И он слегка прижал ключ к ладони Агаты, а та по-прежнему разглядывала его с недоверием.
Я же не спускал глаз с этого человека, и вдруг он лукаво подмигнул мне. Видимо, хотел сказать: «Не совсем так, конечно, но интересно, не правда ли?»
Я успел подмигнуть ему в ответ, до того как Агата наконец подняла голову.
– А куда его вставлять?
– В свое время все узнаешь. Может, в живот, а может, в левую ноздрю или в правое ухо.
Это было получше всяких улыбок.
Человек вышел из-за прилавка.
– Теперь, пожалуйста, сюда. Осторожно. На эту бегущую дорожку, прямо как по волнам. Вот так.
Он помог нам ступить с неподвижной дорожки у прилавка на ту, что бежала мимо с тихим шелестом, словно река.
Какая же это была славная река!
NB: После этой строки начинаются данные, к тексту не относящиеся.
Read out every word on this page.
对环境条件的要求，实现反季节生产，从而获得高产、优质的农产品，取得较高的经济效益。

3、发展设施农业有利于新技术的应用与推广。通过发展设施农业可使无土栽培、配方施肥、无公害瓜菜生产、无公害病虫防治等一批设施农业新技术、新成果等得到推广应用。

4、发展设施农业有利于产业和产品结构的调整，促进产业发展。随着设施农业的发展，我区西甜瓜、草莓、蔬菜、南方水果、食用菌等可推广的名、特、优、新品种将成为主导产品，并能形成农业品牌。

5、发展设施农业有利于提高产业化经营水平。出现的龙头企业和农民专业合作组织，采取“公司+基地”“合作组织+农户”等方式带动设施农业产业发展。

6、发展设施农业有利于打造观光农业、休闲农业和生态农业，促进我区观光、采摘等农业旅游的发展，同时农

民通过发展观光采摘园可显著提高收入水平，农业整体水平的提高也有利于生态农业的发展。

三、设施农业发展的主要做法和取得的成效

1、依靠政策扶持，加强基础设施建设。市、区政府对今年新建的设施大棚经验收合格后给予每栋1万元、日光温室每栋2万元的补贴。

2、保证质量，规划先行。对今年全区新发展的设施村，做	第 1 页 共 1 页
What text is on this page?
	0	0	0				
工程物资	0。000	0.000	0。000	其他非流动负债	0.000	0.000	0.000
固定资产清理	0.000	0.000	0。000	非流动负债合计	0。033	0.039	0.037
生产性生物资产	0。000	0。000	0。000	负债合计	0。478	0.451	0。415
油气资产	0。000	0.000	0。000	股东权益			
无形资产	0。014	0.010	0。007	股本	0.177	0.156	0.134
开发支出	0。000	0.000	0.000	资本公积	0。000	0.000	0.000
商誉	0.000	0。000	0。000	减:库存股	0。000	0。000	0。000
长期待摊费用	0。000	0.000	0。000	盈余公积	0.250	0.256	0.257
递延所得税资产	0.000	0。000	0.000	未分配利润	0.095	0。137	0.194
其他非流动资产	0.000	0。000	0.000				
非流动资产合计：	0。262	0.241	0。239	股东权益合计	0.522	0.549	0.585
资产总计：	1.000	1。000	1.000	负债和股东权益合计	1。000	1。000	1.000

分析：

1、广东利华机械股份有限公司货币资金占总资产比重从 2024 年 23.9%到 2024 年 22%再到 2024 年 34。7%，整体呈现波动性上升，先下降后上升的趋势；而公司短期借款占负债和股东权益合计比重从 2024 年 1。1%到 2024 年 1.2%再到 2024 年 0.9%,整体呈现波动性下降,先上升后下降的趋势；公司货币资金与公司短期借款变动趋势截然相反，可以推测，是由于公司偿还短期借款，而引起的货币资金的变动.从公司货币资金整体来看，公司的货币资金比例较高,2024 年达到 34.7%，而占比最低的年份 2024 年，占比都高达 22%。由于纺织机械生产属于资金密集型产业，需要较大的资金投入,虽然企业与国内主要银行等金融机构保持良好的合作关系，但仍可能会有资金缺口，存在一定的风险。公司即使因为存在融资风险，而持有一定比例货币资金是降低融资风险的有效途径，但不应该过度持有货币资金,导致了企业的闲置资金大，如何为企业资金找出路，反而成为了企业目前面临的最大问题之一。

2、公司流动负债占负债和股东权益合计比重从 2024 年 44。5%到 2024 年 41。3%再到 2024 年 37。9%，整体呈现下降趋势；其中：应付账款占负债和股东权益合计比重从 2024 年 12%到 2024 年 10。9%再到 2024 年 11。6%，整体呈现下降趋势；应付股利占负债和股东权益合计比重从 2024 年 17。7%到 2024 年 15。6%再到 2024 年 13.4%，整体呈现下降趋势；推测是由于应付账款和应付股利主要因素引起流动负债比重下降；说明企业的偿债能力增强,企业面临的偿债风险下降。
Она понесла нас к зеленым ковровым лугам, через коридоры и залы, под темные своды загадочных пещер, где эхо повторяло наше дыхание и чьи-то голоса мелодично, нараспев, подобно оракулу, отвечали на наши вопросы.
– Слышите? – промолвил хозяин магазина. – Это все женские голоса. Слушайте внимательно и выбирайте любой. Тот, что больше всех вам понравится…
И мы вслушивались в голоса, высокие и низкие, звонкие и глухие, голоса ласковые и чуть строгие, собранные здесь, видимо, еще до того, как мы появились на свет.
Агаты не было рядом, она все время отставала. Она упорно пыталась идти в обратном направлении, будто все происходящее ее не касалось.
– Скажите что-нибудь, – предложил хозяин. – Можете даже крикнуть.
Долго просить нас не пришлось.
– Э-гей-гей! Слушайте, это я, Тимоти!
– Что бы мне такое сказать? – промолвил я и вдруг крикнул: – На помощь!
Агата, упрямо сжав губы, продолжала шагать против течения.
Отец схватил ее за руку.
– Пусти! – крикнула она. – Я не хочу, чтобы мой голос попал туда, слышишь, не хочу!
– Ну вот и отлично, – сказал наш проводник и коснулся пальцем трех небольших циферблатов приборчика, который держал в руках. На боковой стороне приборчика появились три осциллограммы: кривые на них переплелись, сливаясь воедино, – наши возгласы и крики.
Гвидо Фанточини щелкнул переключателем, и мы услышали, как наши голоса вырвались на свободу, под своды дельфийских пещер, чтобы поселиться там, заглушив другие, известить о себе. Гвидо снова и снова касался каких-то кнопок то здесь, то там на приборчике, и мы вдруг услышали легкое, как вздох, восклицание мамы и недовольное ворчание отца, бранившего статью в утренней газете, а затем его умиротворенный голос после глотка доброго вина за ужином. Что уж он там делал, наш добрый провожатый, со своим приборчиком, но вокруг нас плясали шепоты и звуки, словно мошкара, вспугнутая светом. Но вот она успокоилась и осела; последний щелчок переключателя – и в тишине, свободной от всяких помех, прозвучал голос. Он произнес всего лишь одно слово:
– Нефертити.
Тимоти замер, я окаменел. Даже Агата прекратила свои попытки шагать в обратную сторону.
– Нефертити? – переспросил Тимоти.
– Что это такое? – требовательно спросила Агата.
– Я знаю! – воскликнул я.
Гвидо Фанточини ободряюще кивнул головой.
– Нефертити, – понизив голос до шепота, произнес я, – в Древнем Египте означало: «Та, что прекрасна, пришла, чтобы остаться навсегда».
– Та, что прекрасна, пришла, чтобы остаться навсегда, – повторил Тимоти.
– Нефер-ти-ти, – протянула Агата.
Мы повернулись и посмотрели в тот мягкий далекий полумрак, откуда прилетел к нам этот неясный, ласковый и добрый голос.
Мы верили – она там.
И, судя по голосу, она была прекрасна.
Вот так это было.
Во всяком случае, таким было начало.
Голос решил все. Почему-то именно он показался нам самым главным.